The room smelled inexplicably like gasoline and sweat socks, and I really had to pee.

These were my distractions while watching the first of three lesser-known Sam Shepard plays shown at the KA Mansion—the Kappa Alpha house at St. George and Bloor, to the uninitiated. As the actors alternated between overacted bursts of unconvincing mania (which included breaking crockery and lots of screaming) and painfully earnest refrains, I scanned the staging room—a makeshift lounge of church pews and vinyl-upholstered furniture—desperate to locate an alternate exit. My desire to evacuate my bladder far surpassed my wish to endure the rest of the one-act.

Fortunately, the play was short and the intermission that followed—not to mention the next two shows—made the evening worth my while.

The Candles are for Burning Co-op is a community theatre troupe without even a website to their name, the sort of grassroots performance collective I’d always just assumed didn’t exist in bustling, high-culture Hogtown. I’m glad to have been proven wrong, even if it had to happen in a smelly, dilapidated frat house.

Community theatre often lacks the polish of mainstream, “real” stage productions—and the budgets, actors with training, adequate promotion, and legitimate venues—but in my experience, it’s usually worth watching. It’s for the same reason that alternative craft shows are worth visiting, why anonymous indie music acts are worth hearing, why ramshackle art shows are worth witnessing – it’s worth it for the heart. It reminds the creatively inclined in us all that, even though we may be choosing alternate paths, the outlets are there if we look for them.

Inspiration aside, some of the performances were actually good. Like, “wow, I can’t believe this guy is performing this in the front room of a frat house” good.
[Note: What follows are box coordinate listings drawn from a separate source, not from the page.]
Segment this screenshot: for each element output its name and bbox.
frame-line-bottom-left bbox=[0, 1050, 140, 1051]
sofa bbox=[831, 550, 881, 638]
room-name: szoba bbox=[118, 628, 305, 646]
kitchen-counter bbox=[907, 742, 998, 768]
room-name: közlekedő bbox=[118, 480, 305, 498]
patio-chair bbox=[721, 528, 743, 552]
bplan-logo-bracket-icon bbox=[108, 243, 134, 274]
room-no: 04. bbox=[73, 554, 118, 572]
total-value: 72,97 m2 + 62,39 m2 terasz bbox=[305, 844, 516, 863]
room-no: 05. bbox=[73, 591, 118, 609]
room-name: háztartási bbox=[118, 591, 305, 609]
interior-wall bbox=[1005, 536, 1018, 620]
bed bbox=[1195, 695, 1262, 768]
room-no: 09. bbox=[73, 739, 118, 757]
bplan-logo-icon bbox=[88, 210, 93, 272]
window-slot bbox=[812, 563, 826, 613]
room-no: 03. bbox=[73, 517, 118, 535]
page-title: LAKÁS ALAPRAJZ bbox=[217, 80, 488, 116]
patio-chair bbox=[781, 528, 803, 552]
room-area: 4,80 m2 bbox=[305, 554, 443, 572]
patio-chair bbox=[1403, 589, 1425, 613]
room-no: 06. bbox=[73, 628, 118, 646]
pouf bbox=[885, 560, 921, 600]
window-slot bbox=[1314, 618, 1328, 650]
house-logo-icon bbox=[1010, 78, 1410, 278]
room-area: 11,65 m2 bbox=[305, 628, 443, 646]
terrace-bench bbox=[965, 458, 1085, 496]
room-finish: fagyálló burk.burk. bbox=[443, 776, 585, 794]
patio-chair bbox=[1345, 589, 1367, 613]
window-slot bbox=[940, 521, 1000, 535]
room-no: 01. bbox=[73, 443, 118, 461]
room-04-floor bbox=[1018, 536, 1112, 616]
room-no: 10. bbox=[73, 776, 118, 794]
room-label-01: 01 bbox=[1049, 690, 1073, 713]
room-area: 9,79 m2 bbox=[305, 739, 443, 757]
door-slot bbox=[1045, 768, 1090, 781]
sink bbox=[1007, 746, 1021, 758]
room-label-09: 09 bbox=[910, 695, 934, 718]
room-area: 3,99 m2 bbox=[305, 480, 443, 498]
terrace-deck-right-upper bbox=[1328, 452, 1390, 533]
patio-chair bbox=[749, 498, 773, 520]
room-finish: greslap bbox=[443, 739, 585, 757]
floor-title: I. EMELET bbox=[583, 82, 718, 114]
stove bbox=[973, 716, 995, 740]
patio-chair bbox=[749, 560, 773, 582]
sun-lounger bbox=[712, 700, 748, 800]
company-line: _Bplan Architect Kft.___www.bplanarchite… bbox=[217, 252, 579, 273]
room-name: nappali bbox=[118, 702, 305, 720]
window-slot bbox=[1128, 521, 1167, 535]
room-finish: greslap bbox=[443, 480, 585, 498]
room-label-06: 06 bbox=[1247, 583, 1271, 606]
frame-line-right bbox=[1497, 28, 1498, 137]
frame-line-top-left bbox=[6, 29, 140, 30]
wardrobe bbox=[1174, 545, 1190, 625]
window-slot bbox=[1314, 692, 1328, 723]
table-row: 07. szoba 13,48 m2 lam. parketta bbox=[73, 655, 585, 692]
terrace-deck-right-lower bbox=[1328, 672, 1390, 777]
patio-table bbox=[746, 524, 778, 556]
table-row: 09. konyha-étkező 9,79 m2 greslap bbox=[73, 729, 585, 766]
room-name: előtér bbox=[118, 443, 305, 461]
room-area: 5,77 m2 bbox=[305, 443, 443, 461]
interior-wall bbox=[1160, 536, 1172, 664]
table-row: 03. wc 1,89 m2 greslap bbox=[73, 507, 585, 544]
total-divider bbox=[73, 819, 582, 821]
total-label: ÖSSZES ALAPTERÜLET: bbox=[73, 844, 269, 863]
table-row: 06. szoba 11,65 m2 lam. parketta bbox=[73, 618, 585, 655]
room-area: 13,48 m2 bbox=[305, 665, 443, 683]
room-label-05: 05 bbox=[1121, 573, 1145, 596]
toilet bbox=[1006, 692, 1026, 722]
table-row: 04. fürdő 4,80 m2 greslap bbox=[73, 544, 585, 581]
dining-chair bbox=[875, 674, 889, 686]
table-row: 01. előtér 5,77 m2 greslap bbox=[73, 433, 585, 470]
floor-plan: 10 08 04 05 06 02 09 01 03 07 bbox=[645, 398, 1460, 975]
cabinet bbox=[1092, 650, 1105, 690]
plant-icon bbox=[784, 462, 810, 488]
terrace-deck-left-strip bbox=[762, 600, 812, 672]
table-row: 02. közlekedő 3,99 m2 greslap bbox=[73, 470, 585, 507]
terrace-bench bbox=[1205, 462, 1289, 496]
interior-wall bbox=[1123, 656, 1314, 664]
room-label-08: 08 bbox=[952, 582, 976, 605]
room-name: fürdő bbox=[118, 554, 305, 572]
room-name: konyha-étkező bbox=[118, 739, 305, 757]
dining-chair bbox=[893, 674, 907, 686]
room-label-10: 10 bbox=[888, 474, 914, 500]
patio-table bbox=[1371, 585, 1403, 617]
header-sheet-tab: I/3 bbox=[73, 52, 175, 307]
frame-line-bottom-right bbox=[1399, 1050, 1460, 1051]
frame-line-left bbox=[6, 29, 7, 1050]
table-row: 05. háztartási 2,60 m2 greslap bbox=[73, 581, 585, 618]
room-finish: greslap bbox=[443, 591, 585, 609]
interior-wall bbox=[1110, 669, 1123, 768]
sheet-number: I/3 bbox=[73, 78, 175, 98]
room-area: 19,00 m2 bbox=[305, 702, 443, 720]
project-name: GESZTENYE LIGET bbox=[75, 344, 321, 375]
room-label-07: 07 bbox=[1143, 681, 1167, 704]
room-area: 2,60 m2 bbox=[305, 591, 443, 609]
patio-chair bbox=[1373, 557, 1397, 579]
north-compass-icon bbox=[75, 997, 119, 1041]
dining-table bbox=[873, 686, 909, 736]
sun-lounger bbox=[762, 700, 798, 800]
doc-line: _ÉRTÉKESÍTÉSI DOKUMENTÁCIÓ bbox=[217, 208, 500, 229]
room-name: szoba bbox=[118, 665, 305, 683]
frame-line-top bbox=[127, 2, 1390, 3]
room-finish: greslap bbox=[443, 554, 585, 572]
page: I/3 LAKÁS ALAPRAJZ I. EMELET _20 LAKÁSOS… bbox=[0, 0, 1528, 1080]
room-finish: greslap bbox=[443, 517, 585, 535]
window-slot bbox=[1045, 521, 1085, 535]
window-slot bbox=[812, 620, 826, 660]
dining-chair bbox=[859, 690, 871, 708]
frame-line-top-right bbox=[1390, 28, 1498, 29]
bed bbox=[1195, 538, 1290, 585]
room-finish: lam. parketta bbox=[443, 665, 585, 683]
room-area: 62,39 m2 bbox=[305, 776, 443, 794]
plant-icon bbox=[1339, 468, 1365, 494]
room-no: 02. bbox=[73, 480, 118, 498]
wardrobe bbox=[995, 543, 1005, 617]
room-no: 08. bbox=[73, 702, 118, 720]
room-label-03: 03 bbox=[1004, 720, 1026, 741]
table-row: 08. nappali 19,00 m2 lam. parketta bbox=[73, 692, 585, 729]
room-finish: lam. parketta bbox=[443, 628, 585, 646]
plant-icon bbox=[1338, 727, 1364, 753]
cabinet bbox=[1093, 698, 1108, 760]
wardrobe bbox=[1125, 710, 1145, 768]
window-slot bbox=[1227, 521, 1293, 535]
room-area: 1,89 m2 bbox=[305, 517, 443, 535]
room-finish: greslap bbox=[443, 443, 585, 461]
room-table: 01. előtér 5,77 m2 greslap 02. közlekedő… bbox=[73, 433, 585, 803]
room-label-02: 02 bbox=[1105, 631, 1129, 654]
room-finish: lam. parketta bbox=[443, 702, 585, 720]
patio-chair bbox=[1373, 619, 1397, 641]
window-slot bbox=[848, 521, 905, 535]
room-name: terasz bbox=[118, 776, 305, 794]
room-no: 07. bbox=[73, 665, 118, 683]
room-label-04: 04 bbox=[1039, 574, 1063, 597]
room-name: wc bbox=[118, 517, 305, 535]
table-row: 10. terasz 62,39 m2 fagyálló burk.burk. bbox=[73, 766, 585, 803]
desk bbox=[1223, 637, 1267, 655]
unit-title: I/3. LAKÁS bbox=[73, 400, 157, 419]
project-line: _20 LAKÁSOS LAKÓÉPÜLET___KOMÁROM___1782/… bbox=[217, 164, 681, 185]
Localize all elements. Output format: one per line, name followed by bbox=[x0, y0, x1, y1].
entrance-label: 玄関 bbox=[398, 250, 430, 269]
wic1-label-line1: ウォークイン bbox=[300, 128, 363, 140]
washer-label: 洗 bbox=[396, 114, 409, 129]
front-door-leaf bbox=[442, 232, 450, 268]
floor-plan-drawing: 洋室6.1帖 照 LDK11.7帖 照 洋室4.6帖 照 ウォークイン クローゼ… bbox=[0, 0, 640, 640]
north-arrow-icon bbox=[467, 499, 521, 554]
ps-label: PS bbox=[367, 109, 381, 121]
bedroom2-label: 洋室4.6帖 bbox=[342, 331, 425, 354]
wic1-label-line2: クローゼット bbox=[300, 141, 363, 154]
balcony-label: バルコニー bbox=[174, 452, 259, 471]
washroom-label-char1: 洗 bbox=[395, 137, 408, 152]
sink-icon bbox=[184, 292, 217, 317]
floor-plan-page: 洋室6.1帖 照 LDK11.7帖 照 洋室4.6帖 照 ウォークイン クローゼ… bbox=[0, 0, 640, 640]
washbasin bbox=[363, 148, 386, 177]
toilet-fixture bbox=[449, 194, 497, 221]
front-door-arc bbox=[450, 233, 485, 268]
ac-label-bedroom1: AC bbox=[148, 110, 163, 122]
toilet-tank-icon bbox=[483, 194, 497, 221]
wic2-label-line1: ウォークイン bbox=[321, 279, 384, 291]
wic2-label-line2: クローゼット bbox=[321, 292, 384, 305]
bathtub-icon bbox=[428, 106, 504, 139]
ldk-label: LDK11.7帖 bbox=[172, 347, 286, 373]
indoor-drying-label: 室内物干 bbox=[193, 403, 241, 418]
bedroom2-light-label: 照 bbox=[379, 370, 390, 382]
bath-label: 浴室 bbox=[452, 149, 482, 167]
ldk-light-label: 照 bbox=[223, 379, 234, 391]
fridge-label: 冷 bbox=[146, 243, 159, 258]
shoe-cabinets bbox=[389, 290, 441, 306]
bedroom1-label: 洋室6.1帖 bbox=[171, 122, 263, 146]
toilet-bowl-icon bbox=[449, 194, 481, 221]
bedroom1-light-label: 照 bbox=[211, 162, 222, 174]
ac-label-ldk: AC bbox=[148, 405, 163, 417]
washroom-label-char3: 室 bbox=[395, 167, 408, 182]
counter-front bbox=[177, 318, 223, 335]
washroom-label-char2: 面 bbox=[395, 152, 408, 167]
The one-man delivery of Killer’s Head, which traces the last mundane thoughts of a man as he awaits his death on the electric chair, was so convincing I nearly forgot that my bare thighs were adhered to a pleather sofa—I was half-expecting to find the plush velvety cush of deluxe playhouse seating beneath me.

The closing act was Cowboys #2, a somber game of cowboys and Indians that featured two solid performances and a stolen “Road Closed” sign, all of which made for an endearing finale.

The three plays were written between 1965 and 1975, and it shows. Artistically lingering in the aftermath of modern drama movements while simultaneously echoing the generational angst of Vietnam-era America, existential futility is a central theme of each of the pieces. In 4-H Club, the first play shown, the central character talks yearningly about “going away,” as though abandoning the squalor of his present surroundings won’t lead him, transplanted, to repeat his fate somewhere else. Cowboys #2 shows a pair of buddies unwilling—or unable—to occupy a realm of reality, living a make-believe Western scenario until one of them dies.

Killer’s Head is chronologically the latest of the pieces, which might explain why it is the most nuanced and subtle of the three. Shepard was a young playwright in his early twenties when he wrote the other two pieces. With Killer’s Head, composed a full decade later, the interim development of his style comes through quite clearly. 4-H Club and Cowboys #2 are over-the-top critiques of commodification, capitalism, and the unbearable folly of youth that sometimes fail to ground themselves in relevant terms; Killer’s Head is stark and brooding, but it packs an enduring punch.

Overall, for a low-budget community theatre production, the staging and performance were commendable: as in the best grassroots theatre, ingenuity and passion took centre stage.